La interpretación que propicio hacer de la norma en cuestión ha sido admitida por distintos tribunales de nuestro país en casos análogos al que hoy nos ocupa. Así, por ejemplo:

La Sala A de la Cámara de Apelaciones de Comodoro Rivadavia, en un caso muy similar al que hoy nos ocupa y en una causa contra la misma empleadora, resolvió que «La interpretación de la sentencia solo admitiendo que el deber de otorgar tareas diferencias se basa en la rígida calificación de alta definitiva, contradice la interpretación de amplitud que admite un alta transitoria» (Cámara de Apelaciones de Comodoro Rivadavia, Sala A, SDL 3/2017).

La Sala VI de la Cámara Nacional del Trabajo dijo: «En orden al tema debatido en autos, considero que a los efectos de la reincorporación de la trabajadora al desempeño de tareas dentro de la empresa (ya sean las habituales o las acordes a su capacidad física disminuída) no resulta necesaria un alta médica definitiva sino simplemente el certificado médico que acredite que la trabajadora si bien padece una disminución de su capacidad laborativa, está en condiciones de realizar tareas de acuerdo a la misma, tal como sucedió en el caso de autos» (Cámara Nacional de Apelaciones del Trabajo, sala VI – Fecha: 27/10/2015 – Partes: Di Ciocco Olivera, María Carmen c. INC S.A. s/ despido – Publicado en: La Ley Online; Cita: TR LALEY AR/JUR/57143/2015).

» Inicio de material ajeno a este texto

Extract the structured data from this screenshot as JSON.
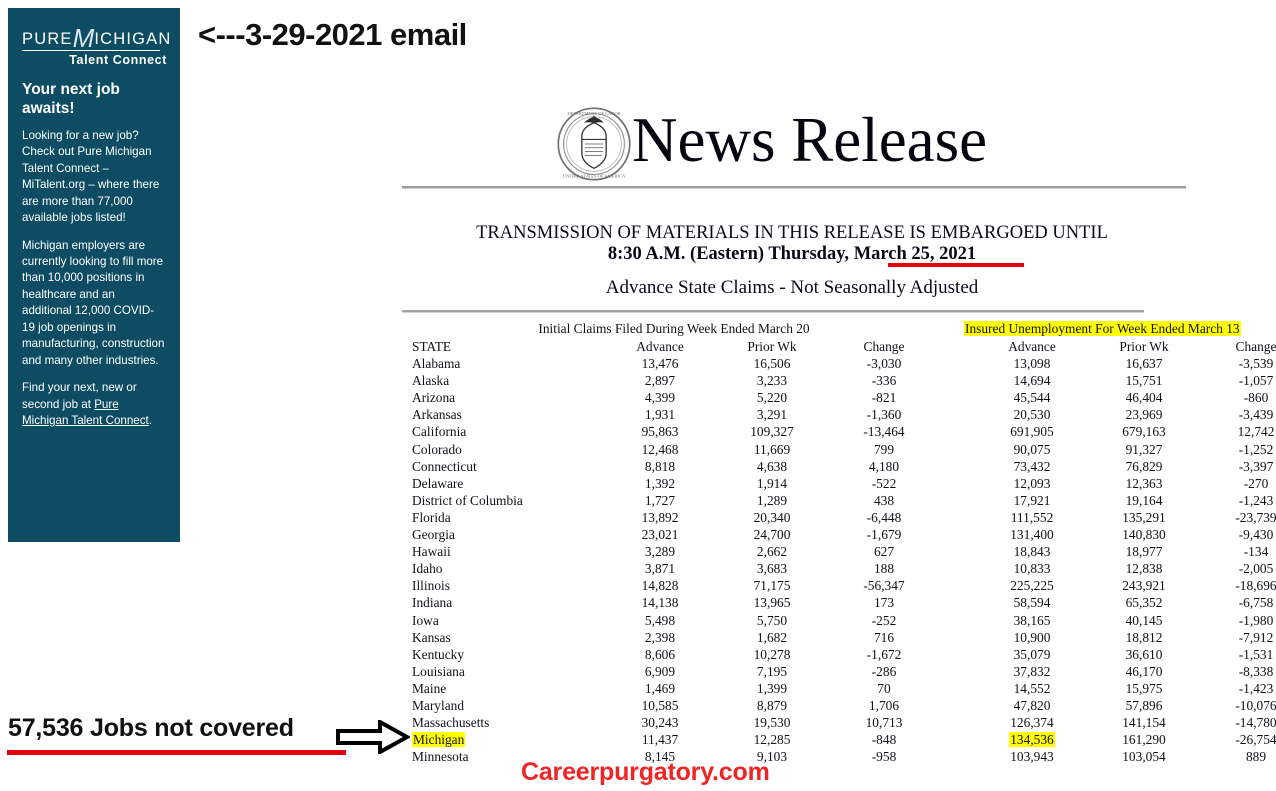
{
  "annotations": {
    "email_note": "<---3-29-2021 email",
    "jobs_note": "57,536 Jobs not covered",
    "site_note": "Careerpurgatory.com",
    "accent_red": "#e3000f",
    "highlight_yellow": "#ffff00",
    "site_red": "#ef2424"
  },
  "sidebar": {
    "brand_color": "#0d4c63",
    "logo": {
      "part1": "PURE",
      "part_m": "M",
      "part2": "ICHIGAN",
      "tagline": "Talent Connect"
    },
    "heading": "Your next job awaits!",
    "paragraphs": [
      "Looking for a new job? Check out Pure Michigan Talent Connect – MiTalent.org – where there are more than 77,000 available jobs listed!",
      "Michigan employers are currently looking to fill more than 10,000 positions in healthcare and an additional 12,000 COVID-19 job openings in manufacturing, construction and many other industries."
    ],
    "closing_prefix": "Find your next, new or second job at ",
    "closing_link": "Pure Michigan Talent Connect",
    "closing_suffix": "."
  },
  "document": {
    "seal_icon": "dol-seal-icon",
    "title": "News Release",
    "embargo_line1": "TRANSMISSION OF MATERIALS IN THIS RELEASE IS EMBARGOED UNTIL",
    "embargo_line2_prefix": "8:30 A.M. (Eastern) Thursday, ",
    "embargo_date": "March 25, 2021",
    "subtitle": "Advance State Claims - Not Seasonally Adjusted"
  },
  "table": {
    "group_left": "Initial Claims Filed During Week Ended March 20",
    "group_right": "Insured Unemployment For Week Ended March 13",
    "columns": [
      "STATE",
      "Advance",
      "Prior Wk",
      "Change",
      "Advance",
      "Prior Wk",
      "Change"
    ],
    "highlight_state": "Michigan",
    "rows": [
      {
        "state": "Alabama",
        "ic_adv": "13,476",
        "ic_prior": "16,506",
        "ic_chg": "-3,030",
        "iu_adv": "13,098",
        "iu_prior": "16,637",
        "iu_chg": "-3,539"
      },
      {
        "state": "Alaska",
        "ic_adv": "2,897",
        "ic_prior": "3,233",
        "ic_chg": "-336",
        "iu_adv": "14,694",
        "iu_prior": "15,751",
        "iu_chg": "-1,057"
      },
      {
        "state": "Arizona",
        "ic_adv": "4,399",
        "ic_prior": "5,220",
        "ic_chg": "-821",
        "iu_adv": "45,544",
        "iu_prior": "46,404",
        "iu_chg": "-860"
      },
      {
        "state": "Arkansas",
        "ic_adv": "1,931",
        "ic_prior": "3,291",
        "ic_chg": "-1,360",
        "iu_adv": "20,530",
        "iu_prior": "23,969",
        "iu_chg": "-3,439"
      },
      {
        "state": "California",
        "ic_adv": "95,863",
        "ic_prior": "109,327",
        "ic_chg": "-13,464",
        "iu_adv": "691,905",
        "iu_prior": "679,163",
        "iu_chg": "12,742"
      },
      {
        "state": "Colorado",
        "ic_adv": "12,468",
        "ic_prior": "11,669",
        "ic_chg": "799",
        "iu_adv": "90,075",
        "iu_prior": "91,327",
        "iu_chg": "-1,252"
      },
      {
        "state": "Connecticut",
        "ic_adv": "8,818",
        "ic_prior": "4,638",
        "ic_chg": "4,180",
        "iu_adv": "73,432",
        "iu_prior": "76,829",
        "iu_chg": "-3,397"
      },
      {
        "state": "Delaware",
        "ic_adv": "1,392",
        "ic_prior": "1,914",
        "ic_chg": "-522",
        "iu_adv": "12,093",
        "iu_prior": "12,363",
        "iu_chg": "-270"
      },
      {
        "state": "District of Columbia",
        "ic_adv": "1,727",
        "ic_prior": "1,289",
        "ic_chg": "438",
        "iu_adv": "17,921",
        "iu_prior": "19,164",
        "iu_chg": "-1,243"
      },
      {
        "state": "Florida",
        "ic_adv": "13,892",
        "ic_prior": "20,340",
        "ic_chg": "-6,448",
        "iu_adv": "111,552",
        "iu_prior": "135,291",
        "iu_chg": "-23,739"
      },
      {
        "state": "Georgia",
        "ic_adv": "23,021",
        "ic_prior": "24,700",
        "ic_chg": "-1,679",
        "iu_adv": "131,400",
        "iu_prior": "140,830",
        "iu_chg": "-9,430"
      },
      {
        "state": "Hawaii",
        "ic_adv": "3,289",
        "ic_prior": "2,662",
        "ic_chg": "627",
        "iu_adv": "18,843",
        "iu_prior": "18,977",
        "iu_chg": "-134"
      },
      {
        "state": "Idaho",
        "ic_adv": "3,871",
        "ic_prior": "3,683",
        "ic_chg": "188",
        "iu_adv": "10,833",
        "iu_prior": "12,838",
        "iu_chg": "-2,005"
      },
      {
        "state": "Illinois",
        "ic_adv": "14,828",
        "ic_prior": "71,175",
        "ic_chg": "-56,347",
        "iu_adv": "225,225",
        "iu_prior": "243,921",
        "iu_chg": "-18,696"
      },
      {
        "state": "Indiana",
        "ic_adv": "14,138",
        "ic_prior": "13,965",
        "ic_chg": "173",
        "iu_adv": "58,594",
        "iu_prior": "65,352",
        "iu_chg": "-6,758"
      },
      {
        "state": "Iowa",
        "ic_adv": "5,498",
        "ic_prior": "5,750",
        "ic_chg": "-252",
        "iu_adv": "38,165",
        "iu_prior": "40,145",
        "iu_chg": "-1,980"
      },
      {
        "state": "Kansas",
        "ic_adv": "2,398",
        "ic_prior": "1,682",
        "ic_chg": "716",
        "iu_adv": "10,900",
        "iu_prior": "18,812",
        "iu_chg": "-7,912"
      },
      {
        "state": "Kentucky",
        "ic_adv": "8,606",
        "ic_prior": "10,278",
        "ic_chg": "-1,672",
        "iu_adv": "35,079",
        "iu_prior": "36,610",
        "iu_chg": "-1,531"
      },
      {
        "state": "Louisiana",
        "ic_adv": "6,909",
        "ic_prior": "7,195",
        "ic_chg": "-286",
        "iu_adv": "37,832",
        "iu_prior": "46,170",
        "iu_chg": "-8,338"
      },
      {
        "state": "Maine",
        "ic_adv": "1,469",
        "ic_prior": "1,399",
        "ic_chg": "70",
        "iu_adv": "14,552",
        "iu_prior": "15,975",
        "iu_chg": "-1,423"
      },
      {
        "state": "Maryland",
        "ic_adv": "10,585",
        "ic_prior": "8,879",
        "ic_chg": "1,706",
        "iu_adv": "47,820",
        "iu_prior": "57,896",
        "iu_chg": "-10,076"
      },
      {
        "state": "Massachusetts",
        "ic_adv": "30,243",
        "ic_prior": "19,530",
        "ic_chg": "10,713",
        "iu_adv": "126,374",
        "iu_prior": "141,154",
        "iu_chg": "-14,780"
      },
      {
        "state": "Michigan",
        "ic_adv": "11,437",
        "ic_prior": "12,285",
        "ic_chg": "-848",
        "iu_adv": "134,536",
        "iu_prior": "161,290",
        "iu_chg": "-26,754"
      },
      {
        "state": "Minnesota",
        "ic_adv": "8,145",
        "ic_prior": "9,103",
        "ic_chg": "-958",
        "iu_adv": "103,943",
        "iu_prior": "103,054",
        "iu_chg": "889"
      }
    ]
  }
}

En idéntico sentido se expidió el Superior Tribunal de Justicia de Santiago del Estero:»El despido indirecto en que se colocó el trabajador durante el período de conservación del empleo resultó justificado si acreditó la pretensión de reintegrarse a su trabajo, con la aquiescencia de su médico especialista, y su empleador, en lugar de readmitirlo con tareas compatibles, se abroqueló en la falta de alta médica y en la falta de acreditación de la incapacidad definitiva, pues esa actitud soslaya el orden público laboral, al no cumplir con el art. 78 de la Ley 20.744, y violenta los principios de probidad y buena fe y de continuidad del contrato laboral» (Superior Tribunal de Justicia de Santiago del Estero, sala Criminal, Laboral y Minas – Fecha: 02/03/2016 – Partes: Sottana, Rosana Marta c. Supermat S.A. s/ indemnización prevista en el art. 212 L.C.T., etc. – casación laboral – Publicado en: LLNOA2016 (octubre), 494 – Cita: TR LALEY AR/JUR/13372/2016).

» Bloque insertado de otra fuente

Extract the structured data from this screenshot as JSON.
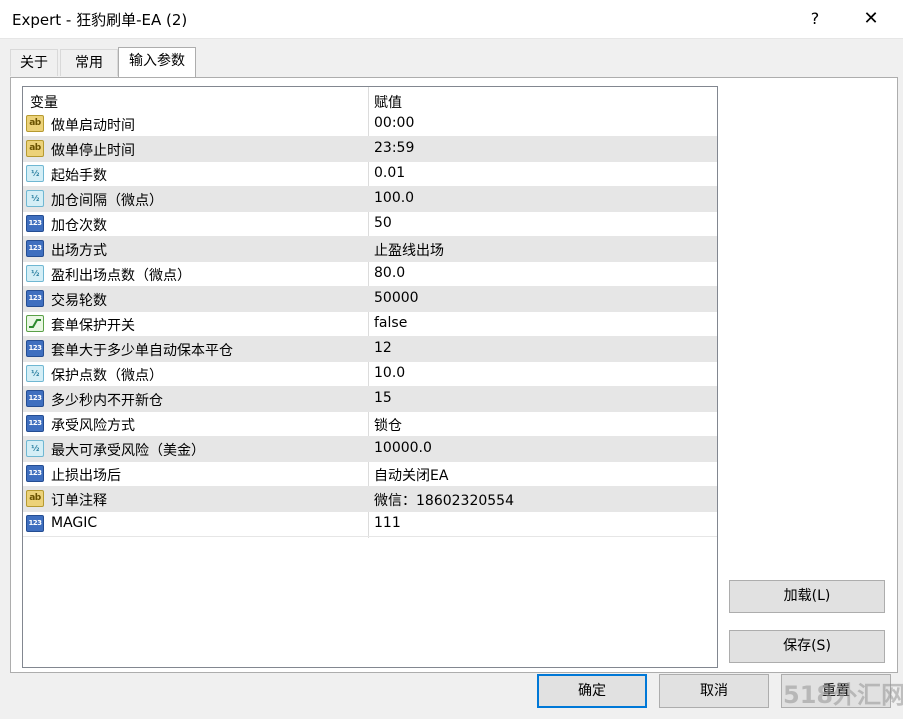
{
  "window": {
    "title": "Expert - 狂豹刷单-EA (2)",
    "help_label": "?",
    "close_label": "✕"
  },
  "tabs": [
    {
      "label": "关于",
      "active": false
    },
    {
      "label": "常用",
      "active": false
    },
    {
      "label": "输入参数",
      "active": true
    }
  ],
  "table": {
    "headers": {
      "variable": "变量",
      "value": "赋值"
    },
    "rows": [
      {
        "type": "string",
        "icon": "ab",
        "name": "做单启动时间",
        "value": "00:00"
      },
      {
        "type": "string",
        "icon": "ab",
        "name": "做单停止时间",
        "value": "23:59"
      },
      {
        "type": "double",
        "icon": "½",
        "name": "起始手数",
        "value": "0.01"
      },
      {
        "type": "double",
        "icon": "½",
        "name": "加仓间隔（微点）",
        "value": "100.0"
      },
      {
        "type": "integer",
        "icon": "123",
        "name": "加仓次数",
        "value": "50"
      },
      {
        "type": "integer",
        "icon": "123",
        "name": "出场方式",
        "value": "止盈线出场"
      },
      {
        "type": "double",
        "icon": "½",
        "name": "盈利出场点数（微点）",
        "value": "80.0"
      },
      {
        "type": "integer",
        "icon": "123",
        "name": "交易轮数",
        "value": "50000"
      },
      {
        "type": "bool",
        "icon": "",
        "name": "套单保护开关",
        "value": "false"
      },
      {
        "type": "integer",
        "icon": "123",
        "name": "套单大于多少单自动保本平仓",
        "value": "12"
      },
      {
        "type": "double",
        "icon": "½",
        "name": "保护点数（微点）",
        "value": "10.0"
      },
      {
        "type": "integer",
        "icon": "123",
        "name": "多少秒内不开新仓",
        "value": "15"
      },
      {
        "type": "integer",
        "icon": "123",
        "name": "承受风险方式",
        "value": "锁仓"
      },
      {
        "type": "double",
        "icon": "½",
        "name": "最大可承受风险（美金）",
        "value": "10000.0"
      },
      {
        "type": "integer",
        "icon": "123",
        "name": "止损出场后",
        "value": "自动关闭EA"
      },
      {
        "type": "string",
        "icon": "ab",
        "name": "订单注释",
        "value": "微信：18602320554"
      },
      {
        "type": "integer",
        "icon": "123",
        "name": "MAGIC",
        "value": "111"
      }
    ]
  },
  "buttons": {
    "load": "加载(L)",
    "save": "保存(S)",
    "ok": "确定",
    "cancel": "取消",
    "reset": "重置"
  },
  "watermark": "518外汇网"
}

En igual sentido se expidió la Cámara de A pelaciones del Trabajo y Minas de 1a Nominación de Santiago del Estero en los siguientes términos: «A pesar de que la norma se refiere a la disminución definitiva de la capacidad laborativa del trabajador, si la incapacidad le permite al trabajador volver a trabajar, aun cuando esta incapacidad no haya alcanzado definitividad, no obsta a la obligación del empleador asignarle tareas acordes a ella. Ello así, porque el fundamento de la norma es procurar la continuidad del contrato de trabajo, y si bien la obligación surge ineludible, a tenor del texto legal cuando la incapacidad es ya definitiva, cuanto más si aún ésta no ha alcanzado definitividad, desde que la obligación de dar tareas distintas también será temporaria, hasta la recuperación definitiva del trabajador y éste vuelva a sus actividades normales o devendrá la obligación en definitiva, de no alcanzar el dependiente la recuperación necesaria para realizar las tareas que venía realizando.Resulta impensable que si la obligación legal surge como consecuencia de una situación definitiva, no sea contemplada ante una situación temporal, imposibilitándose la continuidad del contrato de trabajo» (Cámara de Apelaciones del Trabajo y Minas de 1a Nominación de Santiago del Estero – Fecha:

21/05/2012 – Partes: Sayago, Liliana Elizabeth c. Compañía de Recreativos Argentinos – U.T.E. y/o responsable s/ diferencia de vacaciones prop. 2006, etc Publicado en: La Ley Online; Cita: TR LALEY AR/JUR/18039/2012).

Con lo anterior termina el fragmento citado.